If you're here for the philosophy, you might like my video Art Isn't Finished, It's Abandoned ;)
@@drew_nikonowicz Oh nice, I'll take a gander at it. Thanks!
How would you recommend to constrain a project? Like just as a general rule of thumb. Its a personal project, you have basically infinite time to work on it, no real deadline, and no real end point. How do you take that kind of nebulous concept and compress it down into something that is constrained to have that "compass"? I guess what im asking is, if you did it again, how would you scope out this project so that you only needed the one compass? How might you think about a project to try and make it only serve your direct needs from the start?
Or is the idea here just to sort of be ok with doing less than your original goal?
I’m working on a game right now and the way I’m constraining that project (using it as a way to answer your question) is by having core requirements and bonus features. I’m also often doing things because I want to learn, so that’s an added factor. Even if the project fails partially, I probably still learned something so it’s not a total loss.
I like to write up my goals and organize them. So in the case of this current project I don’t have a deadline, but I do have a core 2-3 goals in mind. That’s my approach. But also just in general, giving yourself one constraint just for the sake of having it can make a huge difference. “I’m going to make X to the best of my ability and I have to ‘finish’ in two months. Or whatever it may be. Then stick to the rules. It can make a world of difference for motivation and the quality of the project in my opinion.
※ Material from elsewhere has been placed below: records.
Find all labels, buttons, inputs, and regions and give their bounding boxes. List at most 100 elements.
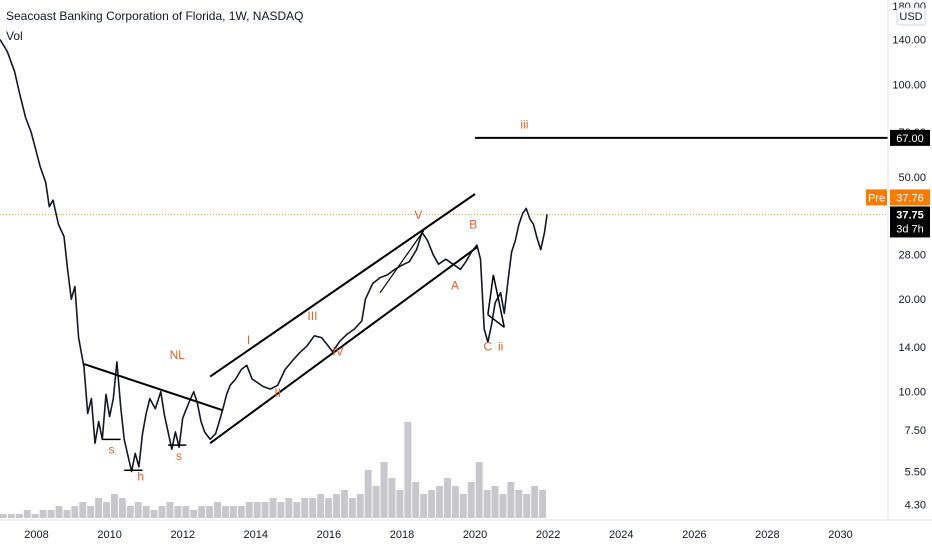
volume-bar <box>293 502 301 518</box>
currency-button[interactable]: USD <box>896 7 926 26</box>
wave-label: NL <box>170 348 186 362</box>
trendlines <box>83 136 888 472</box>
wave-label: s <box>176 449 182 463</box>
volume-bar <box>396 490 404 518</box>
volume-bar <box>198 506 206 518</box>
x-tick-label: 2008 <box>24 529 48 541</box>
volume-bar <box>523 494 531 518</box>
y-tick-label: 10.00 <box>898 387 926 399</box>
volume-bar <box>285 498 293 518</box>
volume-bar <box>372 486 380 518</box>
y-tick-label: 140.00 <box>892 35 926 47</box>
volume-bar <box>95 498 103 518</box>
volume-bar <box>103 502 110 518</box>
trendline <box>492 274 506 328</box>
volume-bar <box>507 482 515 518</box>
time-axis[interactable]: 2008 2010 2012 2014 2016 2018 2020 2022 2024 2026… <box>24 529 852 541</box>
chart-title: Seacoast Banking Corporation of Florida,… <box>6 9 304 23</box>
y-tick-label: 28.00 <box>898 249 926 261</box>
pre-price-bg <box>890 189 930 206</box>
volume-bar <box>340 490 348 518</box>
pre-price-label: 37.76 <box>896 192 924 204</box>
volume-bar <box>491 486 499 518</box>
volume-bar <box>356 494 364 518</box>
trendline <box>209 246 478 444</box>
volume-bar <box>443 478 451 518</box>
wave-label: III <box>307 309 317 323</box>
wave-label: IV <box>332 345 343 359</box>
wave-label: C <box>484 340 493 354</box>
y-tick-label: 50.00 <box>898 172 926 184</box>
trendline <box>379 230 425 294</box>
volume-bar <box>404 422 412 518</box>
volume-bar <box>412 482 420 518</box>
volume-bar <box>158 506 166 518</box>
wave-label: A <box>451 279 459 293</box>
volume-bar <box>87 506 95 518</box>
volume-bar <box>174 506 182 518</box>
volume-bar <box>420 494 428 518</box>
volume-bar <box>126 506 134 518</box>
volume-bar <box>467 482 475 518</box>
volume-bar <box>134 502 142 518</box>
currency-label: USD <box>899 11 922 23</box>
volume-bar <box>166 502 174 518</box>
volume-bar <box>150 510 158 518</box>
volume-bar <box>118 498 126 518</box>
volume-bar <box>475 462 483 518</box>
y-tick-label: 14.00 <box>898 342 926 354</box>
volume-bar <box>237 506 245 518</box>
x-tick-label: 2018 <box>390 529 414 541</box>
x-tick-label: 2010 <box>97 529 121 541</box>
volume-bar <box>245 502 253 518</box>
volume-bar <box>206 506 214 518</box>
countdown-label: 3d 7h <box>896 223 924 235</box>
y-tick-label: 20.00 <box>898 294 926 306</box>
volume-bar <box>253 502 261 518</box>
volume-bar <box>71 506 79 518</box>
trendline <box>487 274 495 315</box>
wave-label: iii <box>520 117 528 131</box>
volume-bar <box>364 470 372 518</box>
volume-bar <box>499 494 507 518</box>
pre-badge-label: Pre <box>868 192 885 204</box>
x-tick-label: 2024 <box>609 529 633 541</box>
volume-bar <box>229 506 237 518</box>
wave-label: s <box>108 442 114 456</box>
x-tick-label: 2026 <box>682 529 706 541</box>
x-tick-label: 2030 <box>828 529 852 541</box>
volume-bar <box>0 514 7 518</box>
wave-label: ii <box>498 340 503 354</box>
price-line <box>0 39 548 473</box>
volume-bar <box>79 502 87 518</box>
volume-bar <box>55 506 63 518</box>
x-tick-label: 2020 <box>463 529 487 541</box>
volume-label: Vol <box>6 29 23 43</box>
volume-bar <box>515 490 523 518</box>
volume-bar <box>317 494 325 518</box>
price-axis[interactable]: 180.00140.00100.0070.0050.0028.0020.0014… <box>892 1 926 511</box>
last-price-label: 37.75 <box>896 209 924 221</box>
volume-bar <box>451 486 459 518</box>
volume-bar <box>531 486 539 518</box>
x-tick-label: 2028 <box>755 529 779 541</box>
volume-bar <box>309 498 317 518</box>
volume-bar <box>142 506 150 518</box>
volume-bar <box>15 514 23 518</box>
trendline <box>83 363 224 412</box>
y-tick-label: 7.50 <box>905 425 926 437</box>
y-tick-label: 5.50 <box>905 467 926 479</box>
price-series <box>0 39 548 473</box>
trendline <box>487 314 505 328</box>
wave-label: II <box>274 386 281 400</box>
volume-bar <box>221 506 229 518</box>
volume-bar <box>348 498 356 518</box>
volume-bar <box>261 502 269 518</box>
wave-label: I <box>247 333 250 347</box>
volume-bar <box>47 510 55 518</box>
y-tick-label: 100.00 <box>892 79 926 91</box>
x-tick-label: 2016 <box>317 529 341 541</box>
volume-bars <box>0 422 547 518</box>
sometimes we need to make like 4 or 5 new compasses
@@sloanwise ha ha ha nope I just need the one for sure 😶🌫️😅
@@drew_nikonowicz *opens trenchcoat* psst hey can I interest you in some compasses... excellent quality definitely not broken. 🥸
This whole thing reminds me of the game: Getting Over It
Great game
I got this recommended right after being broken up with 😖
TH-cam knows 😅😧
3:30 I SEE SOME VEEEERY FAMILIAR COORDINATES ON YOUR PINBOARD... let's warp to them and see what happens ;)
::)
i also make hacks but sometimes Im not sure what to change should i stick with normal character hacks or level hacks. Maybe change some music?
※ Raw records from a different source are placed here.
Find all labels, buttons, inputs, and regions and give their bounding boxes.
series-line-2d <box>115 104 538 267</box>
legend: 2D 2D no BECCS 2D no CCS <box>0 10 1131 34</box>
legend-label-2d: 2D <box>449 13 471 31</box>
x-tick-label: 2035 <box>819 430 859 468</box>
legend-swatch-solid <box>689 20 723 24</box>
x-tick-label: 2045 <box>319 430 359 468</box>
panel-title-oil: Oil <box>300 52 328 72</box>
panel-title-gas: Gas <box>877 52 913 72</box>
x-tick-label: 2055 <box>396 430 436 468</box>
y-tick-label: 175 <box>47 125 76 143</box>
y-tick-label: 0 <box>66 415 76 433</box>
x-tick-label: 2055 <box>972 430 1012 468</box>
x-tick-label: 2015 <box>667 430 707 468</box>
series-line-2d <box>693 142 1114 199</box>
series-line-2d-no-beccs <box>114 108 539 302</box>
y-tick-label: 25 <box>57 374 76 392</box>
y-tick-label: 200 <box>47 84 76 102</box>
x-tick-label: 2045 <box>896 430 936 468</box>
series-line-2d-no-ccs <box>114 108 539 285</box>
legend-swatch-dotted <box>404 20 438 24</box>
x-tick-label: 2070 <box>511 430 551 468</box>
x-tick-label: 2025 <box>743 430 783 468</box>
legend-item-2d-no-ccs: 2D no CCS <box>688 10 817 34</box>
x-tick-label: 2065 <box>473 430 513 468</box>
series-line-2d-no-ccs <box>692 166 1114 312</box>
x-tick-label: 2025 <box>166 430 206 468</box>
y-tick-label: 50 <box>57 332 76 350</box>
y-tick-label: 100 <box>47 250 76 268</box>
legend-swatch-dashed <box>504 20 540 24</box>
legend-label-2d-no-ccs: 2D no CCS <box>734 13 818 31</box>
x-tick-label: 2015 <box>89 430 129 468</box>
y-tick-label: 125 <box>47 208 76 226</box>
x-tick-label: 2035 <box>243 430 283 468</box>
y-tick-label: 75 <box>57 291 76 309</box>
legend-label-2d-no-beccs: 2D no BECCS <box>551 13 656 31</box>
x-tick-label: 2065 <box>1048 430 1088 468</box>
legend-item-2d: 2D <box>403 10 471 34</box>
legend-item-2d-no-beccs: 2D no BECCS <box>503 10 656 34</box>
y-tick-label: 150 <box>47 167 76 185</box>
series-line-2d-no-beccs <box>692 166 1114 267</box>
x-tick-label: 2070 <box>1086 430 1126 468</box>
btw the game im hacking is kirbys adventurre
I would try one of each, and see which you like the most!
Try smbx2 tho
Basically pokemon essentials for super mario games
I’ll stick to Godot hahah
There’s no way out, my life is filled with disappointment.
alexa play "earth is ghetto" by Aliah Sheffield 🙃
Join the club
0:22 deltarune
?
Basically in deltarune chapter one you enter a cabinet with a dark void inside
It's like the intro of the game
@@drew_nikonowicz
I see Windows, I leave.
lol ok
Fitting how I got recommended this video after finishing my first full-length novella. I know it's different from SMW romhacking or game design, but I found myself grappling with some of the things you mentioned as well.
Different but still super valid! I didn’t elaborate heavily but I think these struggles are applicable to so so much stuff from relationships, to work, to personal projects, etc. huge congrats on finishing the novella! Such a big milestone 😁
i hate it
o7
Very good video, I was sent here by Tumbleweb.